When Owen wanted to expand its global perspective, the school turned to its alumni and corporate clients to discover what their needs were. What they found was right in their own backyard: the Western Hemisphere.
“We spoke with alumni and recognized that they have made their operations go across the Americas. We saw a need to give people a perspective of how it is to operate across North and South America,” says Juli Bennett, MBA’93, executive director of the Executive MBA and Americas MBA for Executives programs. “We responded to a business need.”
The Americas MBA is a focused, optional track in the Executive MBA program. Participants spend their first year in step with students in the traditional program. The second year, they focus more heavily on international business, working on international capstone projects and attending 10-day residential immersions at participating schools: Fundação Instituto De Administração in São Paulo; Instituto Tecnológico Autónomo de México in Mexico City; and Simon Fraser University in Vancouver, B.C. The students from those programs join the Owen students for another nine days at Vanderbilt. When the students graduate, they have a deep and relevant understanding of international trade, particularly within the four largest economies in the Americas: Brazil, Canada, Mexico and the U.S.
“Mostly when you look at executive MBA programs, they do the same thing we used to do: take their students and their faculty and go to a different location,” Bennett says. “With this model, when you go to Simon Fraser you’re taught by the top cross-cultural experts at Simon Fraser. The four schools’ faculty are experts at things like family businesses in Mexico. They know the people who are excellent at emerging markets in Brazil. It’s not us trying to be everything to everyone. It’s leveraging the expertise of those four schools.”
It’s also leveraging the expertise of their peers. Working across borders with students from the other schools, Americas MBA students benefit from their peers’ insights and experiences—something that will be invaluable in their future careers.
Have Americas MBA, will travel
A dozen students graduated in 2013, comparable to those who are expected to earn their degrees in 2014. Bennett believes the ideal student is one who is “looking for an expat assignment, looking to expand ability to communicate across cultures, who has always had an interest in different ways of thinking.”
Jon Haworth, AMBA’13, was vice president, plant operations and innovation at Des-Case. His company, which manufactures contamination control products for industrial lubricants, does about a third of its business outside the United States. That led Haworth to consider gaining international experience. He consulted with Des-Case President and CEO Brian Gleason, who earned his Vanderbilt Executive MBA in 1997.
“I remember asking for his opinion on which one of the programs I should pursue and him saying I should do the Americas program,” Haworth says. “I want to do more in emerging markets. That program was perfect for that. The other side is that I’ve lived in South America and am fluent in Portuguese.”
Across time zones and cultures
Des-Case also was used as a yearlong Americas MBA capstone strategy project, which the students must complete while working with counterparts at the three other universities.

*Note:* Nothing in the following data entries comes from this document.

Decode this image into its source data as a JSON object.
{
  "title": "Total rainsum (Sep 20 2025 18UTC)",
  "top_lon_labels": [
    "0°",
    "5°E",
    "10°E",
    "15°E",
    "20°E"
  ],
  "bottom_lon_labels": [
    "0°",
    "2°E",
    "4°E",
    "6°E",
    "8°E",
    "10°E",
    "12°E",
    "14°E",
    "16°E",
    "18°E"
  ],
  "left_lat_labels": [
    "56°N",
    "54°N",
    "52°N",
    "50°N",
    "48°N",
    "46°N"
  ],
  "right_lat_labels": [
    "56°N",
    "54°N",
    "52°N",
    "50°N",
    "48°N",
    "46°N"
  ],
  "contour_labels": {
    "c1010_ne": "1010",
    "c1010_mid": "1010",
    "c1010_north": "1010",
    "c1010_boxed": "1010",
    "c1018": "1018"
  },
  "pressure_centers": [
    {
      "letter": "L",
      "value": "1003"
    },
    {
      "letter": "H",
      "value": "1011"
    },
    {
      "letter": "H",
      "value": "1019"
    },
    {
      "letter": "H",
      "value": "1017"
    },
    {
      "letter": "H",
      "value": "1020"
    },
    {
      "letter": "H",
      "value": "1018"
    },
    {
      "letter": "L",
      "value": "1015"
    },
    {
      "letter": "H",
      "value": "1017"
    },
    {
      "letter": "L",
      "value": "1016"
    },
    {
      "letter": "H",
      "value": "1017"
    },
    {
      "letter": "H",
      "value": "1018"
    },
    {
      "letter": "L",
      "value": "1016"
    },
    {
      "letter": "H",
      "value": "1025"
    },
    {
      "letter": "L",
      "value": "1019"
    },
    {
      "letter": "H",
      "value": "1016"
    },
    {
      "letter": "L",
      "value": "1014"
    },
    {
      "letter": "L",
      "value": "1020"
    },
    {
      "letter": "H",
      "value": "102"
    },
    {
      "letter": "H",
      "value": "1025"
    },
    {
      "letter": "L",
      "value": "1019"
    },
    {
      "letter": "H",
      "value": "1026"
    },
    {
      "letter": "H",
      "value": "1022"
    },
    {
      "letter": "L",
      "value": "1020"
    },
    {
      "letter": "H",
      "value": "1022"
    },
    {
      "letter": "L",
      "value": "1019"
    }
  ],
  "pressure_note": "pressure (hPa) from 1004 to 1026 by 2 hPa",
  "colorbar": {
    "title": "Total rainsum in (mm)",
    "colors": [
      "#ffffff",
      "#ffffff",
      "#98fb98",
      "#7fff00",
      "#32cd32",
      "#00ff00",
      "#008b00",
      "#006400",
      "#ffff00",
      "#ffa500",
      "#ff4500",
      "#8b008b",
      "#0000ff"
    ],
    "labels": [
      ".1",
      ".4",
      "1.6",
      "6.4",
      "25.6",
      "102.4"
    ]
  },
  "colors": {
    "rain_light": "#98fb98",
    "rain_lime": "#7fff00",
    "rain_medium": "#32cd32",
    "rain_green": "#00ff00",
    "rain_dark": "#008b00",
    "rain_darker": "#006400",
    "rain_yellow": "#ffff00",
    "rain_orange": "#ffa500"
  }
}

“We’ve already seen nice growth in Latin America,” Des-Case’s Gleason says. “As well as we’ve done there, we all recognized there was a tremendous upside that we’ve not come close to tapping. Jon and his group did a nice job in shaping an argument for what we ought to be doing and creating a framework by which we’ll make future decisions in other markets globally. We’ll make the same kinds of decisions for Europe and for Asia at some point.”
“They have to figure out how to work virtually…to get through the cultural and language barriers and to figure out how to get it done. ”—Juli Bennett, executive director, Executive MBA programs
The cross-cultural experience of the project teams provides excellent preparation for the future.
“They have to figure out how to work virtually, through different time zones, to get through the cultural and language barriers and to figure out how to get it done even though they’re not at a table and face to face,” Bennett says. “That is the most challenging part of the program, but if you can figure out how to do that, you will be the one targeted as a leader in these organizations.”